To summarize, a medical needle with improved position determining accuracy has been described. A system and a method for use in relation with the needle have also been described. Especially, the present invention relates to a medical needle comprising an elongate tube and at least one optical fiber for making optical measurements at the distal end of the needle. The one or more optical fibers are arranged within the elongate tube and are fixed with respect to the elongate tube in order to improve the repeatability of the optical measurements. Especially, the medical needle comprises an optically transparent material arranged to cover at least a part of the distal end surface of the optical fiber(s), so as to at least partly fill a pocket that may be present between a stylet insert and the elongate tube. Hereby, the medical needle will have a reduced problem with tissue sticking to the needle tip, thus the medical needle has an improved reliability and provides measurements with a higher certainty.

While the invention has been illustrated and described in detail in the drawings and foregoing description, such illustration and description are to be considered illustrative or exemplary and not restrictive; the invention is not limited to the disclosed embodiments.
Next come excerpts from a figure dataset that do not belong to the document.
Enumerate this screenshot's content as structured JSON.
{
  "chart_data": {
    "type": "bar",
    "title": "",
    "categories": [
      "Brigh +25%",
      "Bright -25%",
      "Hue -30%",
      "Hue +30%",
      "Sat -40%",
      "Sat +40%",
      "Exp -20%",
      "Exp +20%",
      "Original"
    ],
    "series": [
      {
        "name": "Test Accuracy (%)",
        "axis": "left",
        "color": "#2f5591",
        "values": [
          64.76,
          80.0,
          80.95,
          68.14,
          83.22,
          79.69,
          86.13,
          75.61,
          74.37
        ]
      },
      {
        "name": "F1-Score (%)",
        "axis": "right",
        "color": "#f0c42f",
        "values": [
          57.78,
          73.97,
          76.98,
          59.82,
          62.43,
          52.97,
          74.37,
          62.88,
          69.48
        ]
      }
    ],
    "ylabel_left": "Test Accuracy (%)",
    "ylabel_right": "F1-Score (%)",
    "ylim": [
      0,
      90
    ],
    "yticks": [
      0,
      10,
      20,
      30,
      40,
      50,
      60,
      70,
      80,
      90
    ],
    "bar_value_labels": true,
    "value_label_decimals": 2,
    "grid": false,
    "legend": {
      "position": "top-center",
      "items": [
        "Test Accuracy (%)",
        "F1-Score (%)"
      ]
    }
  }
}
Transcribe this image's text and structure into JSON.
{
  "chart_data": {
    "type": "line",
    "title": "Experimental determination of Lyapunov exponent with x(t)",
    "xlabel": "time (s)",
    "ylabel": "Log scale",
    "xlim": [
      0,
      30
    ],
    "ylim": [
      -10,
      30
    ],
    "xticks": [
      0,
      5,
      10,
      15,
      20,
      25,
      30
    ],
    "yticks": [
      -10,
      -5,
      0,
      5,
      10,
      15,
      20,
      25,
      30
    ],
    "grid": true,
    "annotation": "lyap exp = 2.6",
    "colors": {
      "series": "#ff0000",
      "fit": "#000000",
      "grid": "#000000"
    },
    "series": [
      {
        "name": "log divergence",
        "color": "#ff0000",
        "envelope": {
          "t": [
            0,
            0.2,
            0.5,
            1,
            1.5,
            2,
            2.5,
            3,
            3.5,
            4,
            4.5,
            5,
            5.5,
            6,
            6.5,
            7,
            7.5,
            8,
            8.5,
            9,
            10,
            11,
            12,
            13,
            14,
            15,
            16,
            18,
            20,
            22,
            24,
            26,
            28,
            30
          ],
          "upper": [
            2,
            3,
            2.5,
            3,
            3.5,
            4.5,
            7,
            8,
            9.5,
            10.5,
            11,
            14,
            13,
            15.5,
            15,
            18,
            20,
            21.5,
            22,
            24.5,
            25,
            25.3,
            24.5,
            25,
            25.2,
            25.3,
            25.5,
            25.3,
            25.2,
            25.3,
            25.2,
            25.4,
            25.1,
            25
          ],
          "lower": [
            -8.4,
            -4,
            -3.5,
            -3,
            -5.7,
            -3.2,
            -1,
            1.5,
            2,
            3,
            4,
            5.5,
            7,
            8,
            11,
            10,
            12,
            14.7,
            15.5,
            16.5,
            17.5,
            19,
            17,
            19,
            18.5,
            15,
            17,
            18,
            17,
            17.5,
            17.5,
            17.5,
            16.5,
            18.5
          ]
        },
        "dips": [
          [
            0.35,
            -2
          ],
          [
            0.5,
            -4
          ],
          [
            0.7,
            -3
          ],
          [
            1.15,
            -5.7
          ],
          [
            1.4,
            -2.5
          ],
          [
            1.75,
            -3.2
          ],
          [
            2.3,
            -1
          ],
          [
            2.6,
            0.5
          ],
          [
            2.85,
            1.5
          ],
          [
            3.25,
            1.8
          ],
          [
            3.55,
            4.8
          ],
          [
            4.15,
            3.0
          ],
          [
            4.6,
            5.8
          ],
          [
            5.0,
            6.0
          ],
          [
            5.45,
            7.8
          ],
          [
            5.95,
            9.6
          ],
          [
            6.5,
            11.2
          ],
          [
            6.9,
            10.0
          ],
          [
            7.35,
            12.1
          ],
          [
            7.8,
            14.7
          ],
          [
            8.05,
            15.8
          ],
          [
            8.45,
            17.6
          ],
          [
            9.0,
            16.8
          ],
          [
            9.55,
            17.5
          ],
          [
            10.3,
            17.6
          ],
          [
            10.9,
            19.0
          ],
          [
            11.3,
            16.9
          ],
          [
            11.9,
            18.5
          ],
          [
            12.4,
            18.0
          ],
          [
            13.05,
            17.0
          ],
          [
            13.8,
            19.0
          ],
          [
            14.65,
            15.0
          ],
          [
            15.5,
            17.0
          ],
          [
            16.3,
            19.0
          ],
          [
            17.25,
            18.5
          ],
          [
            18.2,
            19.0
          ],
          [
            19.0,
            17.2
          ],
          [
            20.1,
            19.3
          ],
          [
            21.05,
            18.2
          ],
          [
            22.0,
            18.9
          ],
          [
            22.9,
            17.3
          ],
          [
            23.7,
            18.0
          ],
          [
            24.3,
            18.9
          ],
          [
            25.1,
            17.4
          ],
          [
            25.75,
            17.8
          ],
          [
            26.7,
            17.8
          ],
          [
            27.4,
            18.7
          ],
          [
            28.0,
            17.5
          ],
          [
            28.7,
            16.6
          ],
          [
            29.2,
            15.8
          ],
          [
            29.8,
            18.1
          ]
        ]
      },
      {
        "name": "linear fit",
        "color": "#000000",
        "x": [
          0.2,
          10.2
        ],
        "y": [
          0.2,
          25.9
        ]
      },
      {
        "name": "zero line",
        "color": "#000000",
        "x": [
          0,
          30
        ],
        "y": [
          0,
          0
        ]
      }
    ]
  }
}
Other variations to the disclosed embodiments can be understood and effected by those skilled in the art in practicing the claimed invention, from a study of the drawings, the disclosure, and the appended claims. In the claims, the word "comprising" does not exclude other elements or steps, and the indefinite article "a" or "an" does not exclude a plurality. A single processor or other unit may fulfil the functions of several items recited in the claims. The mere fact that certain measures are recited in mutually different dependent claims does not indicate that a combination of these measured cannot be used to advantage. A computer program may be stored/distributed on a suitable medium, such as an optical storage medium or a solid-state medium supplied together with or as part of other hardware, but may also be distributed in other forms, such as via the Internet or other wired or wireless telecommunication systems. Any reference signs in the claims should not be construed as limiting the scope.